You may use e.g. the KRIA K24 SOM ($250) or the KRIA K26 SOM ($325) (the sizes of the FPGAs differ for these variants).
For designing a product with these SOMs, you can buy a few cheap development boards (the development boards including a SOM are cheaper than the SOM bought separately, so obviously they cannot be bought in big quantities) like the Kria KD240 Drives Starter Kit or the Kria KV260 Vision AI Starter Kit or the Kria KR260 Robotics Starter Kit.
You may buy these SOMs as single units at higher prices or as hundreds at discounted prices at many distributors.
These SOMs include 2 GB or 4 GB DRAM memory, QSPI or eMMC flash memory and some interfaces, like USB 3, Ethernet, PCIe Gen2 x4, transceivers suitable for HDMI 2.0 and DisplayPort 1.4 etc. and the FPGAs include quadruple Cortex-A53 + double Cortex-R5 cores, which can initialize the FPGA or reconfigure it remotely whenever desired and which can run a Linux OS. The FPGA also includes a Video Codec Unit, but that is limited to an aggregated resolution of 4kp60 (i.e. either a single 4k stream or up to 32 lower resolution streams), and also a Mali GPU and a (slow) DisplayPort controller that can be used as the video output for the operating system run on the Arm cores.
This seems like a great intro to Linux PCIe device drivers. I've never worked with Linux device drivers but have worked with multiple PCIe drivers on a different operating system years ago, and the concepts look very familiar. Love to see more of this type of content in the world.
I really, really like the way these articles flow, with just enough code to illustrate their point, and a gradual build. This is good stuff. I have never in my life wanted to make a new PCI device, but now I kind of do, which is like the acid test for good technical writing, right?

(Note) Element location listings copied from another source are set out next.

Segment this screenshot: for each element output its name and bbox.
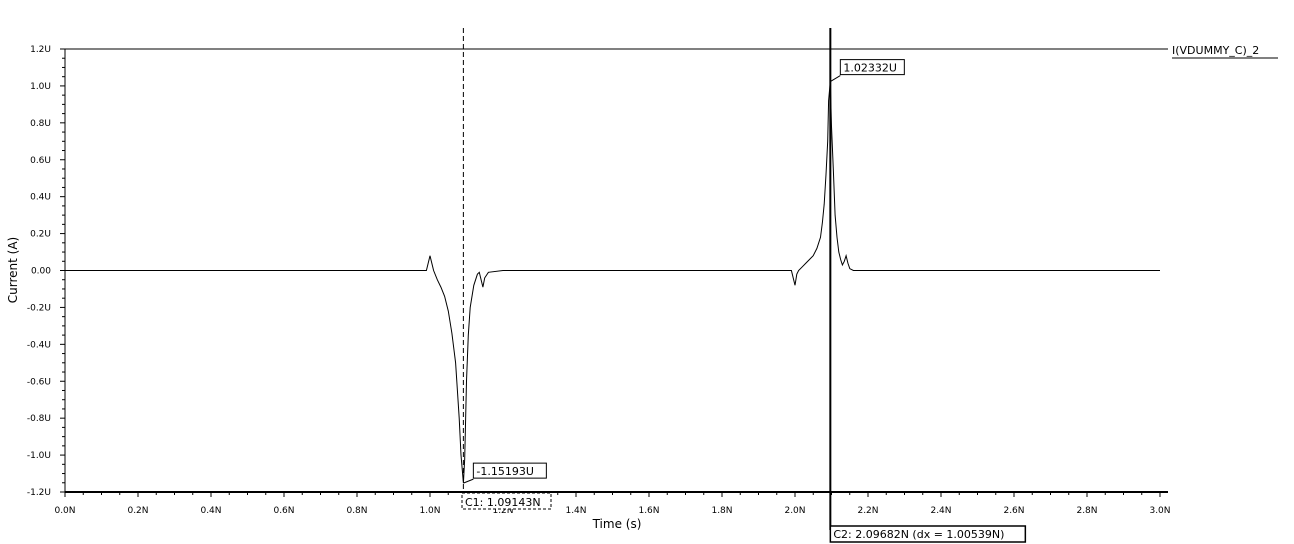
marker-leader-line (830, 75, 841, 83)
y-tick-label: -1.2U (27, 488, 51, 498)
y-tick-label: -1.0U (27, 451, 51, 461)
x-tick-label: 0.0N (54, 506, 75, 516)
cursor-c2-label: C2: 2.09682N (dx = 1.00539N) (833, 528, 1004, 541)
y-tick-label: 0.4U (30, 193, 51, 203)
chart-markers: -1.15193U 1.02332U (463, 59, 905, 484)
x-tick-label: 3.0N (1149, 506, 1170, 516)
y-tick-label: 0.00 (31, 267, 51, 277)
x-tick-label: 1.0N (419, 506, 440, 516)
marker-label-box (472, 462, 547, 479)
x-tick-label: 2.4N (930, 506, 951, 516)
x-tick-label: 1.8N (711, 506, 732, 516)
y-tick-label: -0.6U (27, 377, 51, 387)
cursor-c1-label-box (461, 492, 552, 510)
x-tick-label: 0.6N (273, 506, 294, 516)
legend-entry-label[interactable]: I(VDUMMY_C)_2 (1172, 44, 1259, 57)
x-tick-label: 2.6N (1003, 506, 1024, 516)
x-tick-label: 0.2N (127, 506, 148, 516)
y-axis-label: Current (A) (6, 237, 20, 303)
series-line (65, 81, 1160, 484)
marker-leader-line (463, 478, 474, 484)
y-tick-label: -0.2U (27, 303, 51, 313)
x-tick-label: 1.2N (492, 506, 513, 516)
x-tick-label: 0.8N (346, 506, 367, 516)
cursor-c1-label: C1: 1.09143N (465, 496, 541, 509)
x-tick-label: 0.4N (200, 506, 221, 516)
x-axis-label: Time (s) (592, 517, 642, 531)
chart-cursors[interactable]: C1: 1.09143N C2: 2.09682N (dx = 1.00539N) (461, 28, 1027, 543)
x-tick-label: 2.2N (857, 506, 878, 516)
y-tick-label: -0.4U (27, 340, 51, 350)
legend[interactable]: I(VDUMMY_C)_2 (1172, 44, 1278, 59)
y-tick-label: 1.0U (30, 82, 51, 92)
marker-label: -1.15193U (476, 465, 534, 478)
y-tick-label: 1.2U (30, 45, 51, 55)
x-tick-label: 2.0N (784, 506, 805, 516)
x-tick-label: 1.4N (565, 506, 586, 516)
y-tick-label: -0.8U (27, 414, 51, 424)
x-tick-label: 1.6N (638, 506, 659, 516)
x-tick-label: 2.8N (1076, 506, 1097, 516)
y-tick-label: 0.6U (30, 156, 51, 166)
chart-series (65, 81, 1160, 484)
chart-ticks: 1.2U 1.0U 0.8U 0.6U 0.4U 0.2U 0.00 -0.2U -0.4U -0… (27, 45, 1171, 516)
cursor-c2-label-box (829, 525, 1027, 543)
marker-label: 1.02332U (843, 62, 897, 75)
y-tick-label: 0.8U (30, 119, 51, 129)
marker-label-box (839, 59, 905, 76)
y-tick-label: 0.2U (30, 230, 51, 240)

thanks so much for writing these. they are really informative and practical in an area this seems really rare in. so handy! exactly what i was needing to create some dev/playtest environment for my project without knowing how to even search for it.
also like a lot the other 2 parts. many practical things like how to use some of your bootsvc driver stuff after u exit them, busmastering, msi-x stuff. tons of little nice details and super useful
If you got recommendations for other (cheap) FPGA boards with PCI-e hard IP, do let me know.